すい臓がんにおける特有遺伝子の機構とHDAC阻害剤について

この記事は、外部ジャーナル等に掲載された最新の生命科学的成果の中から、興味深い知見を構医研にてピックアップし、独自に抜粋引用・要約したものです。わかりやすく・かつ的確に紹介できるよう注意を払っておりますが、正確な内容については必ず各出典元を参照して下さい。

1.すい臓がんにおける特有遺伝子とがん抑制遺伝子の関係

東京医科歯科大学大学院の田中真二教授と島田周助教らにより、すい臓がんに特有の遺伝子の発現が変化することで悪性化する分子メカニズムが明らかにされた(インターナショナル・ジャーナル・オブ・キャンサー電子版2018.12.17)。
この研究によると、難治性のすい臓がんではKDM6Aという遺伝子が不活性化している。

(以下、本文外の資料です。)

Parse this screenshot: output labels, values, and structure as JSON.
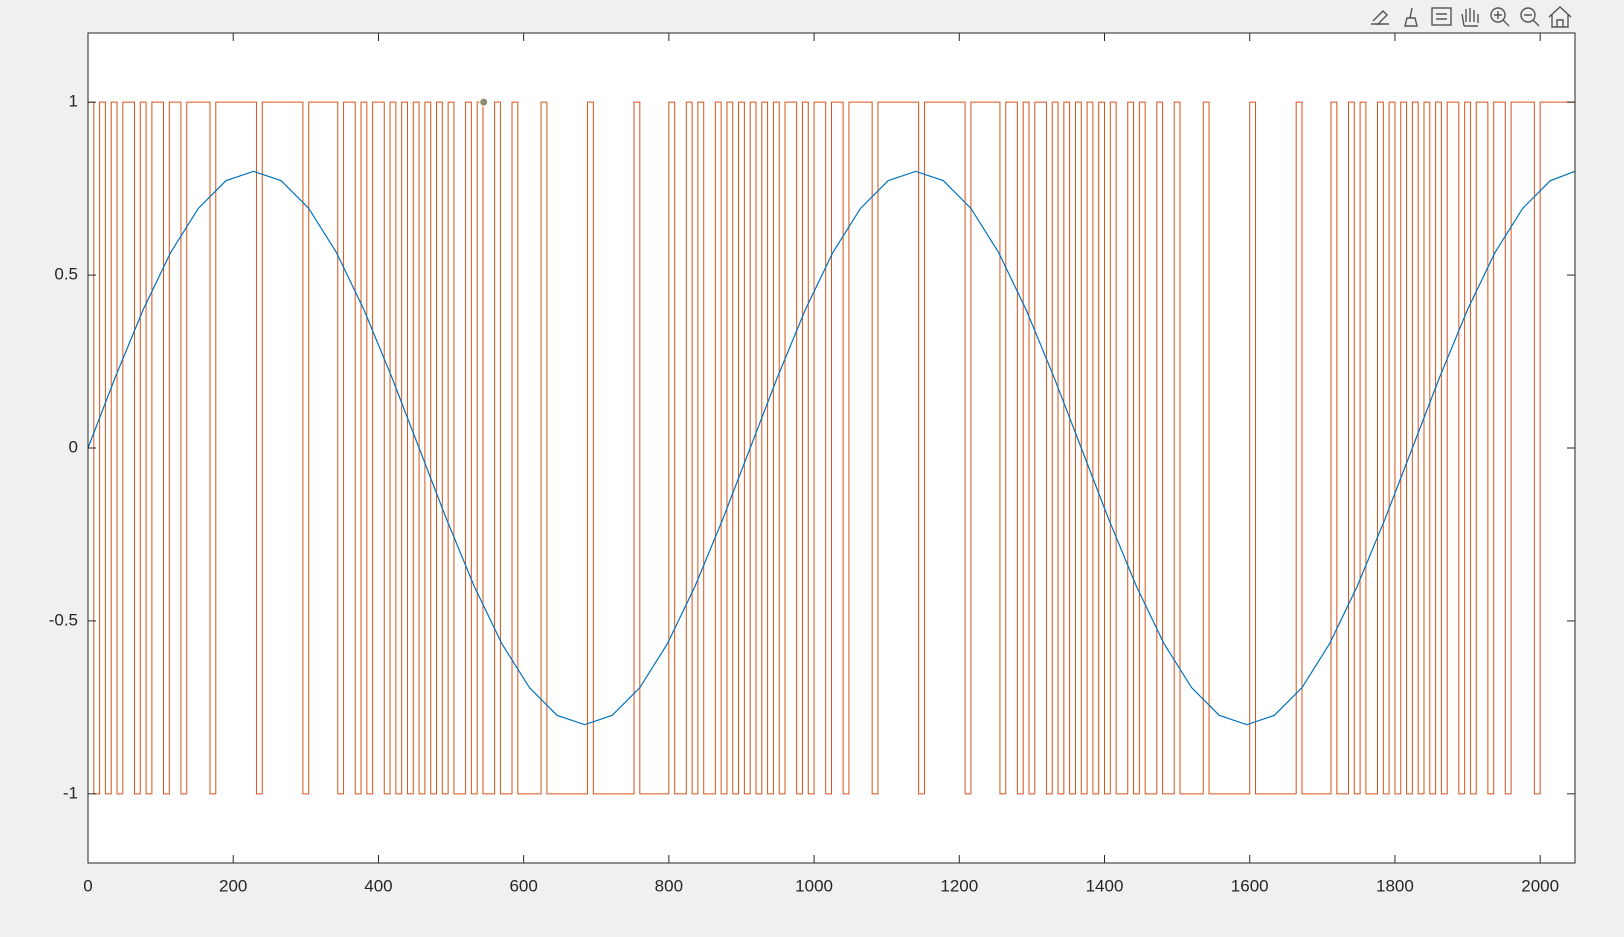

このKDM6A遺伝子は、別の遺伝子であるがん抑制遺伝子が発現する上で重要なはたらきをしており、これが不活性化しているためがんの抑制がうまくできず、膵がん細胞では悪性度や増殖能が高まる。そのメカニズムは、KDM6Aはある酵素と複合体を形成し、別の酵素HDACを阻害する。このHDACはヒストンというたんぱく質のアセチル化を阻害する機能があり、そのヒストンと結合している遺伝子の発現を邪魔する。KDM6A遺伝子がきちんと働いている細胞では、このHDACを阻害することでヒストンがアセチル化され、遺伝子が発現する。この遺伝子ががん抑制遺伝子である。治癒の難しい膵がん細胞では、KDM6Aが発現しないため、HDACを阻害する仕組みが機能していないことがわかった。
また、KDM6Aの不活性化した細胞株においてHDAC阻害剤の薬剤感作性が有意に向上しており、KDM6A不活化膵癌サブタイプにおける特異的治療としてHDAC阻害薬を用いた治療の有効性が示唆された。

2.Bヒドロキシ酪酸の機能

このHDACの阻害剤にはボリノスタットやパノビノスタット、酪酸ナトリウムなどが知られる。
近年の研究では、マウスの腎臓において、この酪酸とよく似た化学構造であるβヒドロキシ酪酸もまた、HDACを阻害することがわかっている(島津忠広・Eric Verdinほか:サイエンス,339,211-214(2013))。βヒドロキシ酪酸は、哺乳類の飢餓状態において重要なエネルギー源となる。哺乳類の飢餓状態において肝臓が脂肪酸の酸化を行うようになると血中のβヒドロキシ酪酸の濃度は1~2 mMになり,さらに長期的な飢餓状態では6~8 mM,糖尿病性のケトアシドーシスの患者では25 mM以上に達する。この研究では,このような性質をもつ,すなわち,酪酸に似た代謝産物であり体内に高濃度に存在するβヒドロキシ酪酸もまた,ヒストン脱アセチル化酵素を阻害することがわかった。
(引用元クレジット:© 2012 島津忠広・Eric Verdin Licensed under CC 表示 2.1 日本)
※ mM(ミリモーラー)は濃度を表す単位であり、モル濃度(mol/L)の1000分の1(0.001mol/L)を指します。